神戸大学海洋底探査センター

プロジェクトProject

探査プロジェクト

プロジェクト「大阪湾活断層」

直下型地震と津波発生の危険性を評価する


近畿地方には古の都が点在し、歴史のある神社仏閣も多い。しかしこのことは、決してこの地が地震に襲われる可能性が小さいことを意味するものではない。私たちは忘れてはいけない。1995年1月17日に発生した兵庫県南部地震(阪神淡路大震災)は、6434人もの尊い命を奪い、国際港湾都市神戸を破壊した。また最近でも、大阪府北部地震(2018年)では大都市圏のインフラの脆弱さが露見した。さらに歴史を遡ると、近畿地方は地震が少ないどころか、数多くの地震が発生し、幾度となく大きな被害を出してきた。それもそのはず、近畿地方は日本列島でも最も「活断層」が密集する地域なのだ。

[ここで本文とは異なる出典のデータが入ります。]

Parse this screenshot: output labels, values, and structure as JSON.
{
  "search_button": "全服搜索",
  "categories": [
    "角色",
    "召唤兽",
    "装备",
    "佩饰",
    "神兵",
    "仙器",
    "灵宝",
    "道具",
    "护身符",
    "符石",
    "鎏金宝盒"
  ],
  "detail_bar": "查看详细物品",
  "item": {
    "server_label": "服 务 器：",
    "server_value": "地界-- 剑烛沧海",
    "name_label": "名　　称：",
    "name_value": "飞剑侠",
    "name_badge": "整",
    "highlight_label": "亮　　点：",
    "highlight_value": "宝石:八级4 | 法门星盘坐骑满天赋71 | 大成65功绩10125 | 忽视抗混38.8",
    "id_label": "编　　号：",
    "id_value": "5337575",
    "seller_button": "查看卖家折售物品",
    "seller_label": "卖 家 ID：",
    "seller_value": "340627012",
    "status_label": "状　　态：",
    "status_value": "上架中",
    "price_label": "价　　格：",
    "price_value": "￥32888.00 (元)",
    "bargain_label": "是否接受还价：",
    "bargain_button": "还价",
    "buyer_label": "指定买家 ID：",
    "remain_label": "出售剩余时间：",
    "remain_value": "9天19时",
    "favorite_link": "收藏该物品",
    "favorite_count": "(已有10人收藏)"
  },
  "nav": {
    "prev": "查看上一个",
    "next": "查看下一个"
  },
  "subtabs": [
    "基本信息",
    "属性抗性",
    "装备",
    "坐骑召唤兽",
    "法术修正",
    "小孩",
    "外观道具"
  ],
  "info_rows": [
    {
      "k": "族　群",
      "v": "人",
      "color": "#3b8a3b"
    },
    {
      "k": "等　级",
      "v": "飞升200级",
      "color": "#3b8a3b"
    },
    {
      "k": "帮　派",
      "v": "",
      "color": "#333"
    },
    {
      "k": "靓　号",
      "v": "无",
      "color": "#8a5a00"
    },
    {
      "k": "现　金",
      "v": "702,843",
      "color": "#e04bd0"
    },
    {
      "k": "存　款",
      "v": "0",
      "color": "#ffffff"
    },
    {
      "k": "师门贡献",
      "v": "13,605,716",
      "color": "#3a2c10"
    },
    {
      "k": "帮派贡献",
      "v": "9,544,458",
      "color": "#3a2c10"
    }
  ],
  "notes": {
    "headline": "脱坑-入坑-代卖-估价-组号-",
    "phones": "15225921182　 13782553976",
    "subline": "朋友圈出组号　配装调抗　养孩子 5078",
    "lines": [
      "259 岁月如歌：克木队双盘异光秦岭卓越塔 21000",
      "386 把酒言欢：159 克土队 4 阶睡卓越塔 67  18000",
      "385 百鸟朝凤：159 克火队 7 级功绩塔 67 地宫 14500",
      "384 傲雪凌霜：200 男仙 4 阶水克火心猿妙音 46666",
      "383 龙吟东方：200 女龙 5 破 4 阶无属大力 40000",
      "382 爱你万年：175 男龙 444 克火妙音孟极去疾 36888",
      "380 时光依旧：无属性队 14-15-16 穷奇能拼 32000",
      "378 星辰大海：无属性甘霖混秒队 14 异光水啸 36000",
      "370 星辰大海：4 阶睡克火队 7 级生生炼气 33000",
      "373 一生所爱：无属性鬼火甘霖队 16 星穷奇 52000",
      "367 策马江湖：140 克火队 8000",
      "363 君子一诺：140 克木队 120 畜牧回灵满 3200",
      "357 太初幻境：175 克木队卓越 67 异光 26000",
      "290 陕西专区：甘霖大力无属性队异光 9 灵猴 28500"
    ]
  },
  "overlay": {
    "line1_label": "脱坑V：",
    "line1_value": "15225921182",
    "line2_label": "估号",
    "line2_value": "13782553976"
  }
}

しかし注意しなくてはいけないことがある。それは図に示す活断層は、これまでその存在が確認されたものであり、未知の活断層は他にも存在することだ。実際大阪府北部地震は、近傍を走る有馬・高槻断層帯や上町断層帯、生駒断層帯で発生したものではなく、全くこれまで知られていなかった断層が引き起こしたものだった。

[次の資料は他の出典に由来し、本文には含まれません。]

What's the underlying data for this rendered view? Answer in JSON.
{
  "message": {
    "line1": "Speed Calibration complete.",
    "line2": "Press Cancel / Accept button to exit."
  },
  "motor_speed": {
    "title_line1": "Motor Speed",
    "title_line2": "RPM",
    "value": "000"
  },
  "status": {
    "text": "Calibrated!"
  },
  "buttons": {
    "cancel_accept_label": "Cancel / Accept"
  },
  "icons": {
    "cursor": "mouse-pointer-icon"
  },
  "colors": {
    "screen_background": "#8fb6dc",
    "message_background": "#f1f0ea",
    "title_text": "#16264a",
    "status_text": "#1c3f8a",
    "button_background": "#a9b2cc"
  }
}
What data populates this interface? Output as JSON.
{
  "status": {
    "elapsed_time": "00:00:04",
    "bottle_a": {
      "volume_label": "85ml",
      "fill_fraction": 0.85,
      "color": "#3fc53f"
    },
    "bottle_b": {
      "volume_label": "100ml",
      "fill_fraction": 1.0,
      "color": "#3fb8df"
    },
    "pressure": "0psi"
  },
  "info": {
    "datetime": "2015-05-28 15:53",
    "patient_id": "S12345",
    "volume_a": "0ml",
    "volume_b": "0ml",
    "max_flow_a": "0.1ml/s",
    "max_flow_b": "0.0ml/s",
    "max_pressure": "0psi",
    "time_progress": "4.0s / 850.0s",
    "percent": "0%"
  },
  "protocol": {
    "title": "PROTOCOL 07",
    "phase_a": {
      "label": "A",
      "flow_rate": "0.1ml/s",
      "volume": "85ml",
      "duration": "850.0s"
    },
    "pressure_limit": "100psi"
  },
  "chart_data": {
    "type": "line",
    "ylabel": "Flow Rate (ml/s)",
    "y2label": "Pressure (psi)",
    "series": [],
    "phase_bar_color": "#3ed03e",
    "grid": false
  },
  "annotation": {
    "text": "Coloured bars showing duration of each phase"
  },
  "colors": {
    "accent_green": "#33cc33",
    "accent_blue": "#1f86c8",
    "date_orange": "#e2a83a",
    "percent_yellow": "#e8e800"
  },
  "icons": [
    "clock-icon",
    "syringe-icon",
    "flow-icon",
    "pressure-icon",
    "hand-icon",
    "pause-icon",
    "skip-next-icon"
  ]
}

活断層の存在は、地質調査や人工地震を用いた構造探査で確認される。しかし、これまで調査が行われてきた陸域でも未知の活断層は存在する。つまり、これまであまり調査が行われてこなかった大阪湾などの海域は、決して活断層空白地帯ではなく、単にその存在が知られていないだけなのだ。しかも海域で発生する地震は、津波を引き起こしてさらに大きな災害に至る可能性もある。



大阪湾は淡路島と上町台地という隆起帯に挟まれた低地、沈降帯だ。このように活発な「地殻変動」が起きる場所には、必ずと言っていいほど断層が密集しているはずでだ。しかしながら、これまで確認されているのは「大阪湾断層」のみである。実際私たちの予備調査で、これまで知られていなかった断層の存在も明らかになっている。

そこで私たちは、大阪湾の地下構造を探査し、海底に潜む活断層の存在とその活動履歴を明らかにするプロジェクトを開始することにした。探査は、沿岸域の活断層調査を続けている産業総合研究所と共同で実施する。